Grandir en tant qu’être humain, c’est «prendre conscience», ce qui signifie «apprendre progressivement à faire face à notre propre finitude». En retardant notre fin, nous avons déjà remporté de nombreux succès. Aujourd’hui, les gens vivent plus longtemps, trouvent des solutions à de nombreux problèmes médicaux et développent également des procédés pour transmettre l’aboutissement de leur vie – idées, matérialisées ou non – aux générations futures. Cela n’enlève rien à la tragédie que représente la perte, parfois bien trop précoce, d’êtres chers. Puis, lorsque les guerres éclatent et que les catastrophes naturelles surviennent, le train du progrès, après avoir pris de la vitesse, devient un triste cortège d’Echternach. L’espoir se transforme en désespoir et les certitudes disparaissent comme neige au soleil.

Dans ces moments-là, nous prenons conscience de notre extrême fragilité. Notre société de bienêtre relativement jeune, avec son attention pour les plus démunis, l’éducation, les soins et la culture, ancrée dans un contexte européen et soutenue par un système démocratique, est loin d’être un acquis permanent. Au contraire, il s’agit d’une construction hautement artificielle qui, précisément parce qu’elle s’écarte tellement de ce que l’on trouve dans la nature, court constamment le risque de se désintégrer. L’ordre tend vers le chaos, et seule la bonne volonté et l’engagement continu de toute une population peuvent soutenir un système comme le nôtre. Il faut garder espoir chaque jour et continuer à aller chercher ces valeurs exceptionnelles avec abandon.
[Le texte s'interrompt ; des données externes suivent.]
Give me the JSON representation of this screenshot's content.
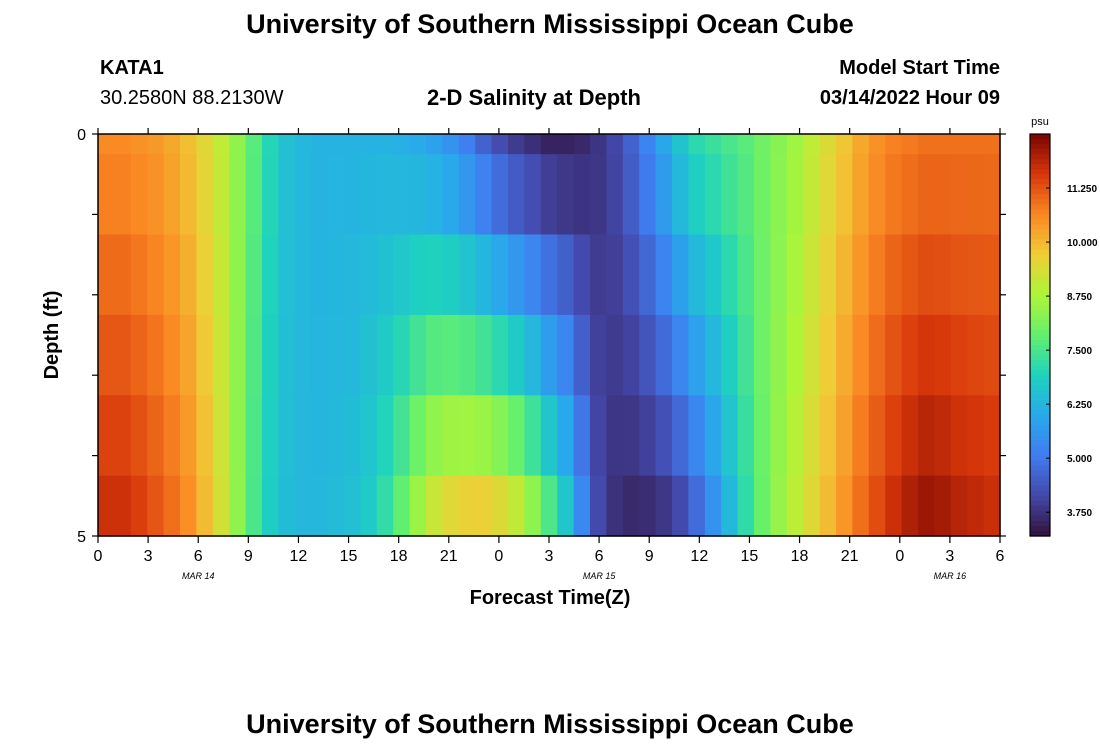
{
  "header": {
    "title": "University of Southern Mississippi Ocean Cube",
    "station": "KATA1",
    "coords": "30.2580N  88.2130W",
    "subtitle": "2-D Salinity at Depth",
    "model_start_label": "Model Start Time",
    "model_start_value": "03/14/2022 Hour 09"
  },
  "footer": {
    "title": "University of Southern Mississippi Ocean Cube"
  },
  "chart_data": {
    "type": "heatmap",
    "title": "2-D Salinity at Depth",
    "xlabel": "Forecast Time(Z)",
    "ylabel": "Depth (ft)",
    "x_tick_labels": [
      "0",
      "3",
      "6",
      "9",
      "12",
      "15",
      "18",
      "21",
      "0",
      "3",
      "6",
      "9",
      "12",
      "15",
      "18",
      "21",
      "0",
      "3",
      "6"
    ],
    "date_labels": [
      {
        "label": "MAR 14",
        "tick_index": 2
      },
      {
        "label": "MAR 15",
        "tick_index": 10
      },
      {
        "label": "MAR 16",
        "tick_index": 17
      }
    ],
    "y_tick_labels": [
      "0",
      "5"
    ],
    "ylim": [
      0,
      5
    ],
    "colorbar": {
      "unit": "psu",
      "min": 3.2,
      "max": 12.5,
      "ticks": [
        "11.250",
        "10.000",
        "8.750",
        "7.500",
        "6.250",
        "5.000",
        "3.750"
      ],
      "tick_values": [
        11.25,
        10.0,
        8.75,
        7.5,
        6.25,
        5.0,
        3.75
      ]
    },
    "rows_depth_top_to_bottom": [
      0.0,
      0.5,
      1.5,
      2.5,
      3.5,
      4.5
    ],
    "time_hours": [
      0,
      1,
      2,
      3,
      4,
      5,
      6,
      7,
      8,
      9,
      10,
      11,
      12,
      13,
      14,
      15,
      16,
      17,
      18,
      19,
      20,
      21,
      22,
      23,
      24,
      25,
      26,
      27,
      28,
      29,
      30,
      31,
      32,
      33,
      34,
      35,
      36,
      37,
      38,
      39,
      40,
      41,
      42,
      43,
      44,
      45,
      46,
      47,
      48,
      49,
      50,
      51,
      52,
      53,
      54
    ],
    "profile_surface": [
      10.6,
      10.6,
      10.5,
      10.4,
      10.2,
      9.9,
      9.5,
      9.0,
      8.4,
      7.7,
      7.0,
      6.5,
      6.3,
      6.2,
      6.2,
      6.2,
      6.2,
      6.2,
      6.1,
      6.0,
      5.8,
      5.5,
      5.1,
      4.6,
      4.2,
      3.9,
      3.7,
      3.5,
      3.5,
      3.6,
      3.8,
      4.1,
      4.6,
      5.2,
      5.9,
      6.6,
      7.1,
      7.3,
      7.5,
      7.7,
      8.0,
      8.3,
      8.6,
      9.0,
      9.4,
      9.8,
      10.2,
      10.5,
      10.7,
      10.8,
      10.9,
      10.9,
      10.9,
      10.9,
      10.9
    ],
    "profile_bottom": [
      11.8,
      11.8,
      11.6,
      11.3,
      11.0,
      10.6,
      10.0,
      9.3,
      8.4,
      7.5,
      6.8,
      6.4,
      6.3,
      6.3,
      6.4,
      6.5,
      6.8,
      7.3,
      8.0,
      8.8,
      9.5,
      9.9,
      10.1,
      10.2,
      10.0,
      9.6,
      8.9,
      8.0,
      7.0,
      5.5,
      4.2,
      3.7,
      3.5,
      3.5,
      3.6,
      3.9,
      4.5,
      5.3,
      6.2,
      7.1,
      7.9,
      8.5,
      9.0,
      9.5,
      10.0,
      10.5,
      11.0,
      11.4,
      11.8,
      12.1,
      12.3,
      12.2,
      12.0,
      11.9,
      11.8
    ]
  }
}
Cette saison commence par une ode à Wim Henderickx, que nous avions sollicité comme compositeur en résidence, mais qui nous a quittés de manière inopinée et bien trop tôt. Nous ouvrons notre saison avec sa dernière grande oeuvre symphonique, Rejoice! (Hymn for New Times), une commande du Belgian National Orchestra autour du thème de la saison : «Hope and Despair». Une autre oeuvre que nous lui avions commandée, sa prochaine symphonie, n’a pas vu le jour de sorte que, en concertation avec le Klarafestival et Bozar, nous la remplaçons par Tejas, sa plus grande réalisation orchestrale. Merci Wim pour tant de chaleur et d’espoir.
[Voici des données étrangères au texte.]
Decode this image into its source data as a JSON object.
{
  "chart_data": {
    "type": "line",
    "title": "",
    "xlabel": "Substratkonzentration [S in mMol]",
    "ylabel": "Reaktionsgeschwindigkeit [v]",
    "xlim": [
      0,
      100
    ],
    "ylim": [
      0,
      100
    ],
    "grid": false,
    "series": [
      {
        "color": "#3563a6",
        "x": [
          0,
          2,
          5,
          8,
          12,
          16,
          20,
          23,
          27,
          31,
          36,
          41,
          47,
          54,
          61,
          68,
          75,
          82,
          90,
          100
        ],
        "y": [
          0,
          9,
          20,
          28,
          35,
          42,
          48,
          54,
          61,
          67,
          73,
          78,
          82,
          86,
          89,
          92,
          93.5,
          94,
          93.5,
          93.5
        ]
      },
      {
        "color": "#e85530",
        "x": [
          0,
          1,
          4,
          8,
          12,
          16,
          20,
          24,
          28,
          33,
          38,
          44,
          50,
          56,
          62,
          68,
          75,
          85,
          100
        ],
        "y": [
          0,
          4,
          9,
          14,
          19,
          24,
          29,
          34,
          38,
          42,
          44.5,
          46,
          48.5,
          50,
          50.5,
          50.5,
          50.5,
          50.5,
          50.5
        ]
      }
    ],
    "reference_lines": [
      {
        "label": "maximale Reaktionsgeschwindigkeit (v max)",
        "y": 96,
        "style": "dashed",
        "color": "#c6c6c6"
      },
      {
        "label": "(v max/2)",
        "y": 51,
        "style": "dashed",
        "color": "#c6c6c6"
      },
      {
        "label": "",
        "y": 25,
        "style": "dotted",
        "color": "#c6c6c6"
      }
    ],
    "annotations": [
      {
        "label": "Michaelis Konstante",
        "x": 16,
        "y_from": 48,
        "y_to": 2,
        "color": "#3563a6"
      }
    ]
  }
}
La musique est une forme d’art exquise pour traiter de l’espoir et du désespoir que nous ressentons. Une tonalité mineure nous transporte dans un jour de bruine où la vie ne veut pas s’écouler, tandis qu’une tonalité majeure laisse le soleil percer les nuages. De nombreuses oeuvres musicales montrent comment sortir de l’obscurité pour entrer dans la lumière. La Cinquième symphonie de Beethoven, que le premier chef invité Roberto González-Monjas dirigera en décembre, en est le parfait exemple. Dans d’autres oeuvres, comme la Huitième symphonie de Shostakovich, qui se termine en douceur et que le chef d’orchestre principal Antony Hermus dirigera en octobre, c’est le désespoir qui a le dernier mot. La tradition symphonique a ceci de particulier que le résultat est toujours le fruit d’un long processus, durement acquis, impliquant des changements de rythme, de dynamique et de phrasé. Pouvoir vivre ce processus en tant que public dans une salle de concert avec des centaines d’autres spectateurs est pour beaucoup une source d’inspiration, un moment de connexion avec notre condition humaine, un encouragement à faire face et à relever tous les défis encore et encore avec énergie et espoir.

Plus d’une fois, la vie de Gustav Mahler a été marquée par un profond désespoir. Dans son oeuvre symphonique, cependant, il a sublimé sa souffrance de manière monumentale. En l’espace de deux ans, les trois institutions artistiques fédérales – le Belgian National Orchestra, Bozar et la Monnaie - interpréteront toutes les symphonies de Mahler. Le Belgian National Orchestra donnera le coup d’envoi de cette entreprise gigantesque en interprétant la Première symphonie sous la direction de Roberto González-Monjas. Plus loin dans la saison, Antony Hermus dirigera la titanesque Sixième Symphonie, que nous interpréterons avec l’orchestre de la Monnaie.

Après un festival Shostakovich et un festival Rachmaninov, nous proposons un festival Prokofiev sous la direction musicale de Stanislav Kochanovsky au début du mois de février 2024. Ce faisant, nous nous concentrons sur une période qui est généralement sous-exposée : les pérégrinations de Prokofiev en Europe et en Amérique entre 1918 et 1936. Outre le Deuxième concerto pour piano (avec Alexander Melnikov) et le Premier concerto pour violon (avec Veronika Eberle) du compositeur russe, les ballets qu’il a écrits pour Serge de Diaghilev à cette époque vous raviront sans nul doute. Lors du concert d’ouverture, nous interpréterons également quelques extraits de son opus magna, l’opéra Guerre et Paix, inspiré de Tolstoï et particulièrement pertinent de nos jours.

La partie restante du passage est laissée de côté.